Мы обставили. Мы составили короткое соглашение о неразглашении на три страницы, где господин Соболев допускался к строго очерченному кругу сведений, без доступа к финансам, персональным данным и стратегии, под моим личным сопровождением, сроком на тридцать календарных дней. Дани вписал туда столько предохранителей, что бумага стала похожа на смету реставрации: сплошные несущие конструкции и ни одного лишнего окна.

Через час я позвала Соболева обратно и положила перед ним три страницы.

— Моё слово в силе, — сказала я. — Месяц вы получаете. Но читать вы теперь тоже будете — вот это. До конца. Прежде чем подписать.

Он взял листы и сделал то, чего я, честно говоря, не ожидала. Он действительно прочитал их — весь, до последней сноски, медленно, шевеля губами на особо хитрых оборотах Дани, — так, как читает человек, для которого «подписать не глядя» есть смертный грех, а не фигура речи. Он читал мой договор дольше, чем иные читают завещание, и я вдруг поймала себя на том, что смотрю на него с чем-то, опасно похожим на уважение.

— Хорошая работа, — сказал он наконец, кладя листы. — Ваш юрист заложил здесь мину под пунктом седьмым: любой спор — в вашей юрисдикции, при вашем арбитре. Я подпишу. Но одну поправку внесу.

Он взял ручку и от руки, аккуратным, точным почерком, дописал внизу одну строку, а потом развернул лист ко мне.

«Стороны обязуются сообщать друг другу правду по вопросам, входящим в предмет соглашения, — или молчать, но не лгать».

— Что это? — спросила я.

— Мой единственный пункт, — сказал он. — Считайте это профессиональной деформацией. Я всю жизнь имею дело с людьми, которые улыбаются и врут. С вами, Кира, мне это будет неинтересно. Молчать — сколько угодно. У каждого из нас есть, что скрывать, и это честно. Но не лгать. Идёт?

Я смотрела на эту строчку — «молчать, но не лгать» — и не понимала, почему у меня по спине прошёл холодок. Позже я поняла: это была первая честная вещь, которую кто-то предложил мне за очень долгое время, и от честности, оказывается, отвыкаешь так же, как от азарта.

Странная это была сделка. Обычно люди, садясь со мной за стол, выторговывают гарантии, отсрочки, неустойки — то, что можно потом предъявить. Этот выторговал себе право на мою правду и обязал себя своей. Как будто единственная валюта, которая его всерьёз занимала, — не деньги и не доступ, а то, врут ему или нет. Я знала в холдинге ровно одного человека с такой валютой. Себя.

И, возможно, поэтому я его и боялась. С людьми, устроенными иначе, я умею играть с закрытыми глазами. А против собственного отражения приёмов у меня не было.

— Идёт, — сказала я и впервые за это утро протянула руку сама.

Мы подписали. На этот раз — глядя.

— А теперь, — сказала я, убирая свой экземпляр, — раз уж мы договорились не лгать: к какому активу вы просите доступ? У холдинга их полторы сотни. Назовите, и я подниму документы.

— «Речной причал», — сказал он.

Я ждала чего угодно. Ресторанной сети, девелоперского проекта, инвестиционного портфеля — того, за что обычно приходят к Громовым люди с холодными глазами и собственным капиталом. Но «Речной причал» мне не говорил ничего. Совсем. А я знаю наизусть каждую из полутора сотен строк нашего реестра активов, знаю по памяти, какая когда куплена и сколько приносит, — это в буквальном смысле моя работа.

— У нас нет такого актива, — сказала я. — Ни в основном контуре, ни в дочерних, ни в спящих. Я бы знала. Вы ошиблись адресом, господин Соболев. Возможно, вы ищете другой холдинг.
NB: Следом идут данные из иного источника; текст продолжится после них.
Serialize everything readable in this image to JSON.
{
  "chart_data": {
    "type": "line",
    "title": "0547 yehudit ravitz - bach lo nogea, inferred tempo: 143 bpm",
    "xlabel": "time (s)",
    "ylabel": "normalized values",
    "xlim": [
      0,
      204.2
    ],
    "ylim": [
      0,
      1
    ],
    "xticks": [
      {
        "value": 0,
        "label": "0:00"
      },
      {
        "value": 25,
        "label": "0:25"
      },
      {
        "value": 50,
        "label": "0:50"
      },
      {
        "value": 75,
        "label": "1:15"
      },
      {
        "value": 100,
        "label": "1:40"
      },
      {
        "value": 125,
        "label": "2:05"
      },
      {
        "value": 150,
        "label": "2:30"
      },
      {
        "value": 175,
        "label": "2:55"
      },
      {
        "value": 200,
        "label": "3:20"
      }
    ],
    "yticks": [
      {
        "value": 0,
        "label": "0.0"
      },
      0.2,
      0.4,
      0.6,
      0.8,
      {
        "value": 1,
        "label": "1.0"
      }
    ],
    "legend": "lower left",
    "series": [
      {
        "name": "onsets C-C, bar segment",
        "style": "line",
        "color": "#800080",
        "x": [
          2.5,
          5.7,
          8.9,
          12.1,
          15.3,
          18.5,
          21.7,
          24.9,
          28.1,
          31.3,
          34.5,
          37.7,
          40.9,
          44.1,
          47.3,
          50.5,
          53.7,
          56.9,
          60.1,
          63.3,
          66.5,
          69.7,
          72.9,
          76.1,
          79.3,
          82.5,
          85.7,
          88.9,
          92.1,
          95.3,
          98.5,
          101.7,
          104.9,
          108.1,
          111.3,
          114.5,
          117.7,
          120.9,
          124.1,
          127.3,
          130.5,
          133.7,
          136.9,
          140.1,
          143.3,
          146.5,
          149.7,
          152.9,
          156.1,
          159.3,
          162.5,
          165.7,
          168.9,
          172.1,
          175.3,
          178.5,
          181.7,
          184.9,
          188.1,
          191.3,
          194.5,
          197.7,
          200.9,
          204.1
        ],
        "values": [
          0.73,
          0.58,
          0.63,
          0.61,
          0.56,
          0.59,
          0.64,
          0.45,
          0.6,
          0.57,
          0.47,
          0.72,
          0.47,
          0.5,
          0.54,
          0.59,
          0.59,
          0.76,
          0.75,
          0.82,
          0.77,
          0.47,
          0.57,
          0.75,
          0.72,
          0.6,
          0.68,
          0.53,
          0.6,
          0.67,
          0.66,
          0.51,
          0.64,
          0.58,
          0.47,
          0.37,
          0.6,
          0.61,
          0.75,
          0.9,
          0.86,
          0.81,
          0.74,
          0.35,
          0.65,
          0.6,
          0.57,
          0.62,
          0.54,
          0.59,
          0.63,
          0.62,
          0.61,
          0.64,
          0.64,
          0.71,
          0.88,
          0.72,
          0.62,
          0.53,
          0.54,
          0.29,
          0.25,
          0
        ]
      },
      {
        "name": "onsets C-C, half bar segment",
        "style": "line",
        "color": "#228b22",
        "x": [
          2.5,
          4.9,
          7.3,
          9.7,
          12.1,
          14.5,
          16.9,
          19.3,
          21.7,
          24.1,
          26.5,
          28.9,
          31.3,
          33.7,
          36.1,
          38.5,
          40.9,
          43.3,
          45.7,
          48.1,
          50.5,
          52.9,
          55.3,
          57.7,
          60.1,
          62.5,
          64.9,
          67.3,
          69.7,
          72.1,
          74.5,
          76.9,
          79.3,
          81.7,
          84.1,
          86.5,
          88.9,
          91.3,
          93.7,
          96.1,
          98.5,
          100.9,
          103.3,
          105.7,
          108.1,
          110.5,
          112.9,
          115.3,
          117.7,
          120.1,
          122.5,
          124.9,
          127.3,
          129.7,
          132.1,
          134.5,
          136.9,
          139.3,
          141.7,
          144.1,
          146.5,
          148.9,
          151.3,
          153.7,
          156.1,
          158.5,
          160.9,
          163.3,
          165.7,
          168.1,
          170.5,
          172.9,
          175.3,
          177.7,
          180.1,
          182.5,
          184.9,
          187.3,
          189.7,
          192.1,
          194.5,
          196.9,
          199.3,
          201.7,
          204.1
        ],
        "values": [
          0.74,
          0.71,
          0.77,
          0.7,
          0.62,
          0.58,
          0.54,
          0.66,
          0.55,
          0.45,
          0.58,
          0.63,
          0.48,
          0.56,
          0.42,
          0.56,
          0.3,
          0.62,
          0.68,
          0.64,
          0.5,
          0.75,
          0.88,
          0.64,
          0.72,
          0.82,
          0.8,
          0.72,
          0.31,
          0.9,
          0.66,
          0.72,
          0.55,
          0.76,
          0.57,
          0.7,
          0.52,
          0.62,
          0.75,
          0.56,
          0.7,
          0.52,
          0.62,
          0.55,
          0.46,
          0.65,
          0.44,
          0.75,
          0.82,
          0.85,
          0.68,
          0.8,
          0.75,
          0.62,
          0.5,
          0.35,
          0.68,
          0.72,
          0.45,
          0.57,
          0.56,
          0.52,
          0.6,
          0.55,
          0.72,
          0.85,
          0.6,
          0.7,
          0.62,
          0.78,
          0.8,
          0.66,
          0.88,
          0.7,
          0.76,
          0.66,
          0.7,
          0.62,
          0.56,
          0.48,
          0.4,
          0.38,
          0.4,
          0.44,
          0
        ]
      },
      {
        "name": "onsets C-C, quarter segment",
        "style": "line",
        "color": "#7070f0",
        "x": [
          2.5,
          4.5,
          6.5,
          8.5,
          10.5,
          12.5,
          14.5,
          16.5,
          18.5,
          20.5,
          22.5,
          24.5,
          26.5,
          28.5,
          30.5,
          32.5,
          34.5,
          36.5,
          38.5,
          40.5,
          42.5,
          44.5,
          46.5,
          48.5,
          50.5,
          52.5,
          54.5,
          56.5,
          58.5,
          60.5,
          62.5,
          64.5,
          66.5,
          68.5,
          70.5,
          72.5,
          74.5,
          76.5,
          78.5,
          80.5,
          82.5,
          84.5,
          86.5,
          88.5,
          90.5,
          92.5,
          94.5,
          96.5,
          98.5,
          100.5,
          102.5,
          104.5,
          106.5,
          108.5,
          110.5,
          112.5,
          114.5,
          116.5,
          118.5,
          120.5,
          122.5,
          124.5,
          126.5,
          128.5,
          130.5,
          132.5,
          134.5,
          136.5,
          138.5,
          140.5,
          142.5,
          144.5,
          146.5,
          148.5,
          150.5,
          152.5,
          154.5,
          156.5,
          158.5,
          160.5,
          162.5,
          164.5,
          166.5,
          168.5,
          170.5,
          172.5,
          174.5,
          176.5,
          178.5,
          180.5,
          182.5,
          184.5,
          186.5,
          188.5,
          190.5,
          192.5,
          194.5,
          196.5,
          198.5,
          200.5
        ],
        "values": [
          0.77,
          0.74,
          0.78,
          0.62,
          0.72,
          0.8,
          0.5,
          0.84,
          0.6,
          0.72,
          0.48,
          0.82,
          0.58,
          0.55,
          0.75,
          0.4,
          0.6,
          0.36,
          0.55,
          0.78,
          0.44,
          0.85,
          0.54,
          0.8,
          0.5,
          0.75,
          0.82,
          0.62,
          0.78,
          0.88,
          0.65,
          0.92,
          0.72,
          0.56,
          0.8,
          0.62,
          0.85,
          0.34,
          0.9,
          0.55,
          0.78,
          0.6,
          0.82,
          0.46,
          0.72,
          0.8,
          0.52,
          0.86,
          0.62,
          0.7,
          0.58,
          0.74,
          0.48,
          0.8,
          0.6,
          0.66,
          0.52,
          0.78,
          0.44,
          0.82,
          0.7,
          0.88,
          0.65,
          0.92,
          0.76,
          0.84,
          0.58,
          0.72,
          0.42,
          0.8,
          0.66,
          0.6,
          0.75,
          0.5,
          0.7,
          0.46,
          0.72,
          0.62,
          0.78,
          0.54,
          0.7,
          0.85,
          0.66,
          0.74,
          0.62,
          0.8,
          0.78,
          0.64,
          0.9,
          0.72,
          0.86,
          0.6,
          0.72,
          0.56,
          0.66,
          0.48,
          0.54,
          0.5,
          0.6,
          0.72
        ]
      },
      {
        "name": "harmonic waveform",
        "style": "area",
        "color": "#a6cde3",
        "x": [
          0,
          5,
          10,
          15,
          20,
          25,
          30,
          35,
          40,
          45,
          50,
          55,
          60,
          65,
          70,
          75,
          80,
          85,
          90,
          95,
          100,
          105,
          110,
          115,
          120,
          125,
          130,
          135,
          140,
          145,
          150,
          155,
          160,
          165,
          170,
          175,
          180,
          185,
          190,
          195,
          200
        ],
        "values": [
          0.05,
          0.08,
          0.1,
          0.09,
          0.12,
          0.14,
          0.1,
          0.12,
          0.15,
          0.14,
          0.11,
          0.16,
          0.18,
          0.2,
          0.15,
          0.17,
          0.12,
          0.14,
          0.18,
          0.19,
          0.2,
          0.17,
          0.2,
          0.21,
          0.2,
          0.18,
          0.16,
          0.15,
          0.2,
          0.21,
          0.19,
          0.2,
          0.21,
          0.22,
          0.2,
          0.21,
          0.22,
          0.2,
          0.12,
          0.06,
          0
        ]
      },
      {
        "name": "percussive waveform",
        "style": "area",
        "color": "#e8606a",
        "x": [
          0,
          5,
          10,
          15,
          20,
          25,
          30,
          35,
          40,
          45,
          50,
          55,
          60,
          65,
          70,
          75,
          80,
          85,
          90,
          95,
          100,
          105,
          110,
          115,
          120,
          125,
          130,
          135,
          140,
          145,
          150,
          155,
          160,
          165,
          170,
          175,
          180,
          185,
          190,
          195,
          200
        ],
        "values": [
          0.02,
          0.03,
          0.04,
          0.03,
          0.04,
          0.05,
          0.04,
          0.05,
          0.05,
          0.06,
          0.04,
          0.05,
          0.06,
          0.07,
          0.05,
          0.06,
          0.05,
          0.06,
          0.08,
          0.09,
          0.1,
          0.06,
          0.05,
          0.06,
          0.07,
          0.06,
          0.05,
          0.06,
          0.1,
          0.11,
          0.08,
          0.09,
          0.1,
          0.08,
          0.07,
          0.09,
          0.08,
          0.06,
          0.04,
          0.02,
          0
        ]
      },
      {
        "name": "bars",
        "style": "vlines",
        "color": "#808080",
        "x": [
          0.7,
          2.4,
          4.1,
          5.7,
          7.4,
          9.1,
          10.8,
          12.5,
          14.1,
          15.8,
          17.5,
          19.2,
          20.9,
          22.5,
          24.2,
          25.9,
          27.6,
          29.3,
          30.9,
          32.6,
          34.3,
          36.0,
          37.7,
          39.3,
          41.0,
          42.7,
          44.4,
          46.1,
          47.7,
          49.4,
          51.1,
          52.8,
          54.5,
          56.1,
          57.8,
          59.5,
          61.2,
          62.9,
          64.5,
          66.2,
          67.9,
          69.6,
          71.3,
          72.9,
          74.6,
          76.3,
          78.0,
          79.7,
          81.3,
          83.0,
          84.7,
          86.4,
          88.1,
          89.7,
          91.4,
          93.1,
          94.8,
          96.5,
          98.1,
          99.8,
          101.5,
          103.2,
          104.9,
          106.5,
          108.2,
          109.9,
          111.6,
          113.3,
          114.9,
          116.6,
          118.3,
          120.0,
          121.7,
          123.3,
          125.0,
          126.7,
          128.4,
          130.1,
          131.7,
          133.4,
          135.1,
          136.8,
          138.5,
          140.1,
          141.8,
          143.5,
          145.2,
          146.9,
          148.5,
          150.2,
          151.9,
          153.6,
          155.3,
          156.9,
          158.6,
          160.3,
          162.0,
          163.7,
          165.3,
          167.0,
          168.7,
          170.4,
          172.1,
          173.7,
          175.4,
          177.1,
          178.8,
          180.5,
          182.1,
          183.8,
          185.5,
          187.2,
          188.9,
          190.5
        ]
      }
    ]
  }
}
Он посмотрел на меня внимательно — тем самым шахматным взглядом, что и вчера, — и я готова была поклясться, что в его глазах мелькнуло что-то похожее на сочувствие. Что было совсем уж неуместно.

— В том-то и дело, Кира, — сказал он тихо. — Что вы бы знали. Вы знаете всё, что было в реестрах вашей семьи последние тридцать лет. А «Речной причал» из них исчез тридцать один год назад. Его не продали и не закрыли. Его вычеркнули. И, судя по вашему лицу, так аккуратно, что даже вы, знающая каждую ячейку, никогда не слышали этого названия.

Он поднялся, застегнул пиджак и у двери обернулся.

— Спросите деда, — сказал он. — Он помнит. Он единственный, кто ещё помнит. До завтра, госпожа Баланс.

И вышел, оставив меня одну посреди моего идеального стеклянного кабинета — с ощущением, что в безупречной таблице, которую я тридцать лет свожу до копейки, только что обнаружилась целая строка, которую кто-то стёр ластиком ещё до того, как я научилась читать.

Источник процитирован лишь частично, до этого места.